Their study indicates that current standard isolation practices are effective, but implementing protocols based on testing could further limit unnecessary isolation following the infectious period. Their research, featured in Nature Communications, may enhance our response methods and shorten isolation durations.
“Our methodology underscores the vital importance of recognizing individual differences in viral shedding patterns to reduce both the risks of prematurely ending isolation and the chances of unnecessarily prolonged isolation,” remarked Shingo Iwami. “Based on our findings, utilizing PCR testing may alleviate the isolation burden on mpox patients while mitigating further transmission, particularly in times of rising mpox cases.”
The main tactic for controlling mpox spread has been the isolation of those infected. Current guidelines for isolating mpox patients focus on visible symptoms. Typically, symptoms last around three weeks.
Nevertheless, the duration of mpox infection can vary significantly among patients.

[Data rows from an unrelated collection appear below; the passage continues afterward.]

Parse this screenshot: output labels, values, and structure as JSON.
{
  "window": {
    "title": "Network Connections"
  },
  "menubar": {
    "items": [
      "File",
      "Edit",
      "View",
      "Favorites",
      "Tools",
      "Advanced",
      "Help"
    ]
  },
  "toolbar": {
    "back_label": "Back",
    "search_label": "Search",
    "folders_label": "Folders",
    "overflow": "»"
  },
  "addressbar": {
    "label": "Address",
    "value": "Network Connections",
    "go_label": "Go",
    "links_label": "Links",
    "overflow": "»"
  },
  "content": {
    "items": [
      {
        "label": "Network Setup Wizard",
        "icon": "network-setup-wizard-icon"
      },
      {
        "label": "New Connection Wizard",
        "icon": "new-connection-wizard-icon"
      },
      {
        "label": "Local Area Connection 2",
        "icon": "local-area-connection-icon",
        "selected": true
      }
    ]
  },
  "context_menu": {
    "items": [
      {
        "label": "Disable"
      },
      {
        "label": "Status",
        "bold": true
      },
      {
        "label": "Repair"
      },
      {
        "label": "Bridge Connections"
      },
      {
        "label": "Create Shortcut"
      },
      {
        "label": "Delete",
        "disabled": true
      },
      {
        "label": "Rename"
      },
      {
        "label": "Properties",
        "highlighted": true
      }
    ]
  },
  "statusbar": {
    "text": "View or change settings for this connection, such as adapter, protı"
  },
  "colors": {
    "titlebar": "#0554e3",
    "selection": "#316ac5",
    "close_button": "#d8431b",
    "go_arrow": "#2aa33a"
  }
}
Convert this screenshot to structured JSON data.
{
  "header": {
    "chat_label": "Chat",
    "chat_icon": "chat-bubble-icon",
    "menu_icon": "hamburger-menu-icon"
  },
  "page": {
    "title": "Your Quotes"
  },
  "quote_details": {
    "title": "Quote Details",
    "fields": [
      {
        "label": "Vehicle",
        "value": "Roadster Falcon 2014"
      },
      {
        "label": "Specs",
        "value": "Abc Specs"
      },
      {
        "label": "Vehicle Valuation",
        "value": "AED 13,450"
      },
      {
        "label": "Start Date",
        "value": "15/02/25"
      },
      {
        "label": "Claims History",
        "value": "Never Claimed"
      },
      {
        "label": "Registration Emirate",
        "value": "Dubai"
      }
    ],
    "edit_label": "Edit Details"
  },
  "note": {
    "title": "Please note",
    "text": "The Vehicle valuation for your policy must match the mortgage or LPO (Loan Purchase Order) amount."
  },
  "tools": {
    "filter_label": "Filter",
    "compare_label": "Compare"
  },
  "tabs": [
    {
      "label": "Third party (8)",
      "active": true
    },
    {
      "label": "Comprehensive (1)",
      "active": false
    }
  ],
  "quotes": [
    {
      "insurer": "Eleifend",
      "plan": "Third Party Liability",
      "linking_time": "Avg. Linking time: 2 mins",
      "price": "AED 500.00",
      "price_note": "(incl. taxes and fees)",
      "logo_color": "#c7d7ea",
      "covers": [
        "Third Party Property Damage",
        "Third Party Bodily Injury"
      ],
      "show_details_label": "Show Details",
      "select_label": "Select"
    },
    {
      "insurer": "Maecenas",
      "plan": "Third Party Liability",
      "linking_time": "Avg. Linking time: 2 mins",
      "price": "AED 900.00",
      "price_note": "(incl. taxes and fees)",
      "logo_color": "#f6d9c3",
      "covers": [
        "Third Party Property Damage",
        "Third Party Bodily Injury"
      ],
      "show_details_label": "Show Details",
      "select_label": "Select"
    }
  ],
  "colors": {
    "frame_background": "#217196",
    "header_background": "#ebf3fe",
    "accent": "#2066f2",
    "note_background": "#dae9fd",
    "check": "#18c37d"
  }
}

Some health officials worry that strategies based solely on symptoms or set timeframes might overlook this variability. As a result, individuals reentering the community might still be contagious.
Iwami and their team aimed to enhance isolation strategies by creating a modeling framework to determine when infected individuals are no longer contagious, thereby fine-tuning isolation procedures. They developed these models using data on viral load in lesion samples from previous mpox studies.
The findings revealed a wide range in the duration of viral shedding, which lasted from 23 to 50 days for different individuals. The researchers also noted greater variability in viral shedding durations among the mpox cases that emerged in Europe and the US in 2022.
Employing these insights, the team evaluated three isolation strategies: a symptom-based rule where isolation ends with symptom resolution; a fixed-duration rule where isolation concludes after a set timeframe—usually three weeks; and a testing-based rule relying on negative test results at varying intervals and frequencies.
Their observations indicated that the fixed-duration approach struck a balance between risk and unnecessary isolation but lacked flexibility. In contrast, the testing-based strategy could significantly shorten this isolation period, depending on test frequency and timing. They deduced that, although the fixed-duration rule was effective, the testing-based model presented a more customized solution that could align better with individuals’ contagious periods.
“The testing-based strategy has shown effectiveness in reducing the chances of prematurely ending isolation and curtailing unnecessary isolation time,” Iwami stated. “Our analysis suggests that 63% of individuals within the studied population could experience shorter isolation periods with the testing-based strategy compared to symptom-based or fixed-duration rules.”
“To keep the risk of early isolation termination below 5%, PCR testing optimized through our simulations could cut down isolation durations by an average of more than a week, compared to the general isolation guideline that relies on symptom disappearance,” he noted. “Our simulations indicated that if patients are tested at intervals of 2 to 5 days and yield three to four consecutive negative results, we can safely terminate their isolation,” he added. “This highlights the inadequacies of blanket isolation policies.”
Adopting a testing-based rule will necessitate thorough planning and resources, but it could prove more effective in managing isolation lengths and easing burdens for those in isolation. Public health policies could integrate these findings when crafting more flexible and responsive isolation frameworks. By leveraging detailed viral load data and advanced modeling techniques, public health agencies can establish more efficient isolation protocols that minimize the risks associated with both premature and unnecessary prolonged isolation.
Iwami expressed, “Though our research relied on clade IIb data, if comparable information becomes available for clade Ib, the variant currently spreading in Africa, we believe the methods from this study could serve as a valuable tool for determining the optimal duration of infection prevention and control.”